Rome peaked in 2024 at rank 453 with just 4,865 total American boys carrying the name, the second-smallest cumulative count in this rank tier. The numbers tell a clean story: this is essentially a brand-new SSA entry, climbing rapidly on the back of place-name and Roman-aesthetic cultural momentum rather than any deep traditional lineage as a personal name.
The Latin and Italian place name
Rome comes from Latin Roma, the name of the Italian capital and the ancient Roman Empire's founding city. The etymology of Roma itself remains debated by classicists, with theories including the Etruscan rumon ("river"), the Latin ruma ("breast," connected to the founding myth of Romulus and Remus suckling the wolf), or descent from the legendary Romulus. The given-name use as a place-name adoption is purely a contemporary American phenomenon.
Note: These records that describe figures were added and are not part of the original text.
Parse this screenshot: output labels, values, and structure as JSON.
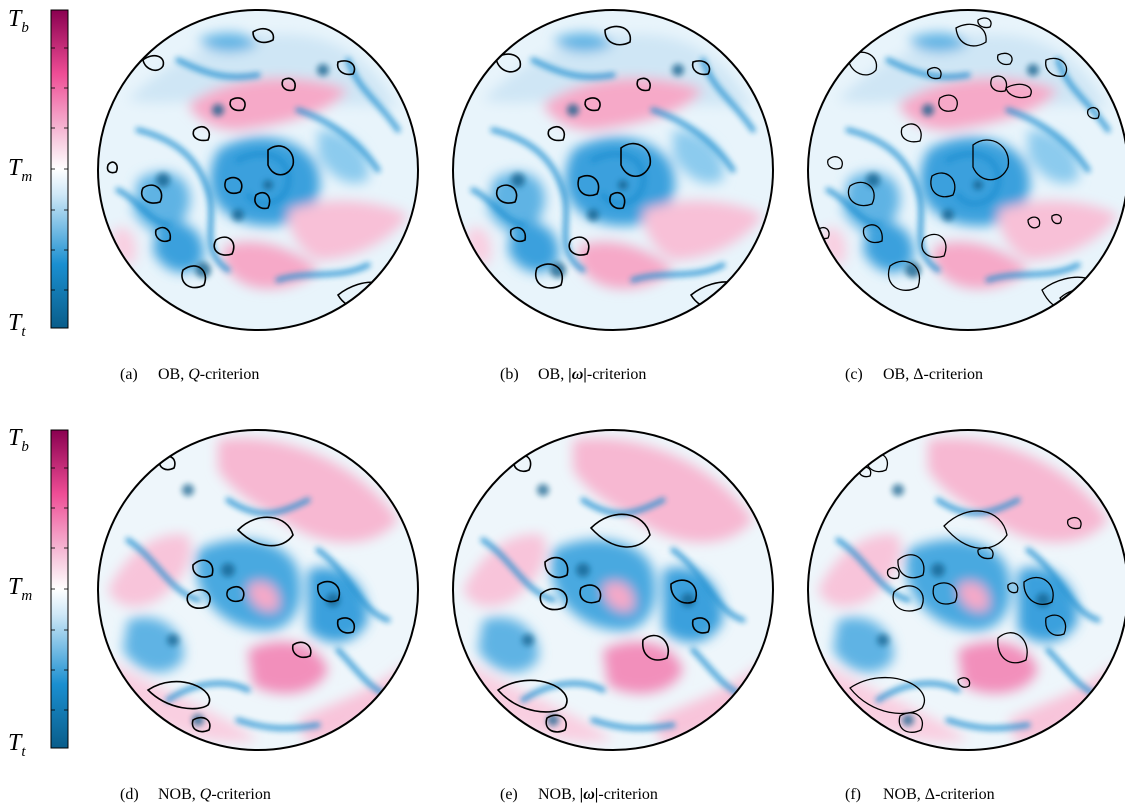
{
  "colorbar_labels": {
    "top": "T",
    "top_sub": "b",
    "middle": "T",
    "middle_sub": "m",
    "bottom": "T",
    "bottom_sub": "t"
  },
  "colormap": {
    "low": "#0a5d8a",
    "mid_low": "#1a8fd0",
    "mid": "#ffffff",
    "mid_high": "#f06fa8",
    "high": "#8a0050"
  },
  "panels": [
    {
      "id": "a",
      "tag": "(a)",
      "case": "OB",
      "criterion": "Q",
      "suffix": "-criterion",
      "criterion_style": "italic"
    },
    {
      "id": "b",
      "tag": "(b)",
      "case": "OB",
      "criterion": "|ω|",
      "suffix": "-criterion",
      "criterion_style": "bold-italic"
    },
    {
      "id": "c",
      "tag": "(c)",
      "case": "OB",
      "criterion": "Δ",
      "suffix": "-criterion",
      "criterion_style": "upright"
    },
    {
      "id": "d",
      "tag": "(d)",
      "case": "NOB",
      "criterion": "Q",
      "suffix": "-criterion",
      "criterion_style": "italic"
    },
    {
      "id": "e",
      "tag": "(e)",
      "case": "NOB",
      "criterion": "|ω|",
      "suffix": "-criterion",
      "criterion_style": "bold-italic"
    },
    {
      "id": "f",
      "tag": "(f)",
      "case": "NOB",
      "criterion": "Δ",
      "suffix": "-criterion",
      "criterion_style": "upright"
    }
  ]
}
The name has very limited celebrity bearer history because the personal-name use is so new. Rome Flynn, the actor (How to Get Away with Murder, Empire), and a small number of contemporary athletes provide what little anchor exists. The name draws primarily on the city's cultural prestige (Eternal City, Vatican, Renaissance art, Italian aesthetic) rather than on any specific famous bearer.
The place-name register
Rome fits alongside Paris, London, and Cairo in the contemporary city-as-name cluster, with Rome carrying a more masculine tilt than the others. The single-syllable shape with the strong R- onset gives it confident, finished energy. Browse Latin names for related options, or R names for sound alternatives.
The counter-reading
The practical consideration with Rome is the place-name novelty: a name that didn't exist as a meaningful given name a decade ago carries clear contemporary identification, and the bearer will field "like the city?" questions throughout life. The Roman-aesthetic cultural register works well for some families and reads as gimmicky to others. The very small cumulative count means parents are catching the name at its earliest American adoption. Browse rising names for cohort context. Sibling pairings work well: Rome and Paris, Rome and Athena, Rome and Genesis.